I’ve posted on here before about being a compulsive book-buyer – nothing wrong with that, you might say, there are worse habits! Despite my ‘piles’ giving me cause for consternation from time to time, because it’s another thing to feel guilty about ( I buy more books than I can hope to read, at this point in my life), I have reconciled myself to the condition. Firstly, I am happy to support authors, for the work they have done, even if it takes me a long time to get around to enjoying it. Secondly, I have three children of a certain age and, like most parents I know, am engaged in a constant struggle with small, shiny technological weapons! I consider the books that clutter (embellish?) my home to be my old-fashioned conventional arms, that will still be there when the devices run out of charge or become obsolete. There are sound reasons for having lots of books around.
That said, my March reading challenge was to take a book from my ‘to read’ pile and it made me profoundly aware of how many of my books I have not yet read, and ask myself why I still acquire more. So I decided that I would give up book-buying for Lent. I’m not religious, but I generally try and participate in Lent because I think it’s interesting to test oneself. Last year I tried giving up sugar, with mixed results, but I learnt a great deal, and I won’t be doing that again!
Unlike sugar, book-buying is a healthy thing, but it helped me look more to what I already have, instead of craving more, and within that lies a deeper message. I went into my local bookshop many times during the period of Lent (it also happens to be my coffee shop of choice), and I found it very difficult to resist the special offers, the ‘book of the month’, the attractive lifestyle books, but I did resist, and I am slightly richer for it.
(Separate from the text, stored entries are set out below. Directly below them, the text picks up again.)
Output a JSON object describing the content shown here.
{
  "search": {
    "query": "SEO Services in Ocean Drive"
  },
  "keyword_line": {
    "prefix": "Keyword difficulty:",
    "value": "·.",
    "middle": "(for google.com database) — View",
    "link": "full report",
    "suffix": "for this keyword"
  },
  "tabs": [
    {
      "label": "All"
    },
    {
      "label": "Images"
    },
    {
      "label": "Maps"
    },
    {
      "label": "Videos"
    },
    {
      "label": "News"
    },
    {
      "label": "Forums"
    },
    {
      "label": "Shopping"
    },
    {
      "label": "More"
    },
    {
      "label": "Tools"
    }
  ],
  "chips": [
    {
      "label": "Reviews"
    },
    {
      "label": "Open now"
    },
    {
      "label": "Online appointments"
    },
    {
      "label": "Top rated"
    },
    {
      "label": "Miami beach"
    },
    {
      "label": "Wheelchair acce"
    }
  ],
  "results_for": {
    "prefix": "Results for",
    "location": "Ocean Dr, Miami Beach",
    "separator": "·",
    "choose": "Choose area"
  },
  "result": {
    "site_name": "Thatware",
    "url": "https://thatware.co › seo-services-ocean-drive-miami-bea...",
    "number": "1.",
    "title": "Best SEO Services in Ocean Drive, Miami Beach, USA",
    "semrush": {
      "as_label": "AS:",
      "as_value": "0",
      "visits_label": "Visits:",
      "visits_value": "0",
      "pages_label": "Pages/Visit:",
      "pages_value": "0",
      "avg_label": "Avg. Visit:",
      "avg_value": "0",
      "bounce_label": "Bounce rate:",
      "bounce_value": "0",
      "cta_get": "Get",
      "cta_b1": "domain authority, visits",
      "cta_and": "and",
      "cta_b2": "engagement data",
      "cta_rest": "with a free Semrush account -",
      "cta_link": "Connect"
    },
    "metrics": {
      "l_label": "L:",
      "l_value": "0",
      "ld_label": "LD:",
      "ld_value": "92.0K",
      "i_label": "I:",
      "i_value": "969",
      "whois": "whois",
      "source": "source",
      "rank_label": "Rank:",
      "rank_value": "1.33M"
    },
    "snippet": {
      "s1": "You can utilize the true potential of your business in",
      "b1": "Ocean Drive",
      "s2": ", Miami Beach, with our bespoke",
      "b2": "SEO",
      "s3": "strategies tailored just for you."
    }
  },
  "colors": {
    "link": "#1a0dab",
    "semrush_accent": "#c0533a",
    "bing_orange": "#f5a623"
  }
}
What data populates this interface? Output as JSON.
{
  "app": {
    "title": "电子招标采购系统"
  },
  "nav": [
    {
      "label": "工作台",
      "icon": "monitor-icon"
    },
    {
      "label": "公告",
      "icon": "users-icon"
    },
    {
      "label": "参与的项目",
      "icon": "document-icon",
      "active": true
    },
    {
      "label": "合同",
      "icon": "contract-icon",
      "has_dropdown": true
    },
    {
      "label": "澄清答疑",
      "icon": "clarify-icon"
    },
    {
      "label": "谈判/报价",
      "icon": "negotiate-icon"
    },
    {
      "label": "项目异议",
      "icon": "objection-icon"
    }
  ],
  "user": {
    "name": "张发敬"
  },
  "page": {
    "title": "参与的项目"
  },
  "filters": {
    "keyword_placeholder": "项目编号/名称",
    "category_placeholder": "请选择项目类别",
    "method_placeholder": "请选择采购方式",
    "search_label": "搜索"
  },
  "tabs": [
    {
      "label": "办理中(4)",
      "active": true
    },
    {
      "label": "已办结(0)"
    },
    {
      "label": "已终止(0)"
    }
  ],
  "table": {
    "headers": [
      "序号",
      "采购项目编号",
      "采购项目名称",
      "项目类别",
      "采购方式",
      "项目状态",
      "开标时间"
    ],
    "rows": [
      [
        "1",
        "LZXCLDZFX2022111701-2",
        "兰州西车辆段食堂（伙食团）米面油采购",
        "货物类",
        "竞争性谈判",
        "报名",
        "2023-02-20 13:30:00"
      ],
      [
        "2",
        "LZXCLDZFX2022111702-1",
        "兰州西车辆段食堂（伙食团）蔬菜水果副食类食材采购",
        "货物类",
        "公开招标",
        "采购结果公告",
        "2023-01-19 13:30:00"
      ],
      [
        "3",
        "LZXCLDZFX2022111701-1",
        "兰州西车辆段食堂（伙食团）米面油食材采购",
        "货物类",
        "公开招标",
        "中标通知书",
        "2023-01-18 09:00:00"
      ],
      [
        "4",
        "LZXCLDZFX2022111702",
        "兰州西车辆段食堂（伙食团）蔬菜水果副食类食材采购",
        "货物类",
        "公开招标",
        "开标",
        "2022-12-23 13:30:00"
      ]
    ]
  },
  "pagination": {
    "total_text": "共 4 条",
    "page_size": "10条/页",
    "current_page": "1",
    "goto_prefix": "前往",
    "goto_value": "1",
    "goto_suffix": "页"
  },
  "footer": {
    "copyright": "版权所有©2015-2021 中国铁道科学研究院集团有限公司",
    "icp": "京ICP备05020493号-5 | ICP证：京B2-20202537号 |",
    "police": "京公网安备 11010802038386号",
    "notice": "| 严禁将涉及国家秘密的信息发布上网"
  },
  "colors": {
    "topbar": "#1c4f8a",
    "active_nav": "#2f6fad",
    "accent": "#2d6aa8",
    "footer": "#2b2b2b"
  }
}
It meant that I went to my local library for a book I was keen to read (East West Street by Phillippe Sands, winner of this year’s Baillie Gifford non-fiction prize) and had a long overdue browse there. (The Trafford Libraries website is amazing – you can get almost anything!) It also meant that I turned back to my ‘to read’ pile (or the TBR pile, as other book bloggers call it) for more inspiration, which was also a rewarding exercise.
I had two semi-lapses: I bought a book as a birthday gift for a friend (We: A Manifesto for Women Everywhere by Gillian Anderson and Jennifer Nadel, yes, the Gillian Anderson!) which I’m tempted to read before giving it to her belatedly. I think I can allow that one! I also bought Stay with Me by Ayobami Adebayo; that one is harder to justify but it’s this month’s read for my book club so I didn’t think I could wait until after Lent.
I am now back in full book-buying mode again, and with all the literary prizes coming up in the next few months, there will be no shortage of credit card bashing. Having detoxed for a couple of months, however, I am more than ready for it!
Are you a compulsive book-buyer? I’d love to hear your thoughts about it.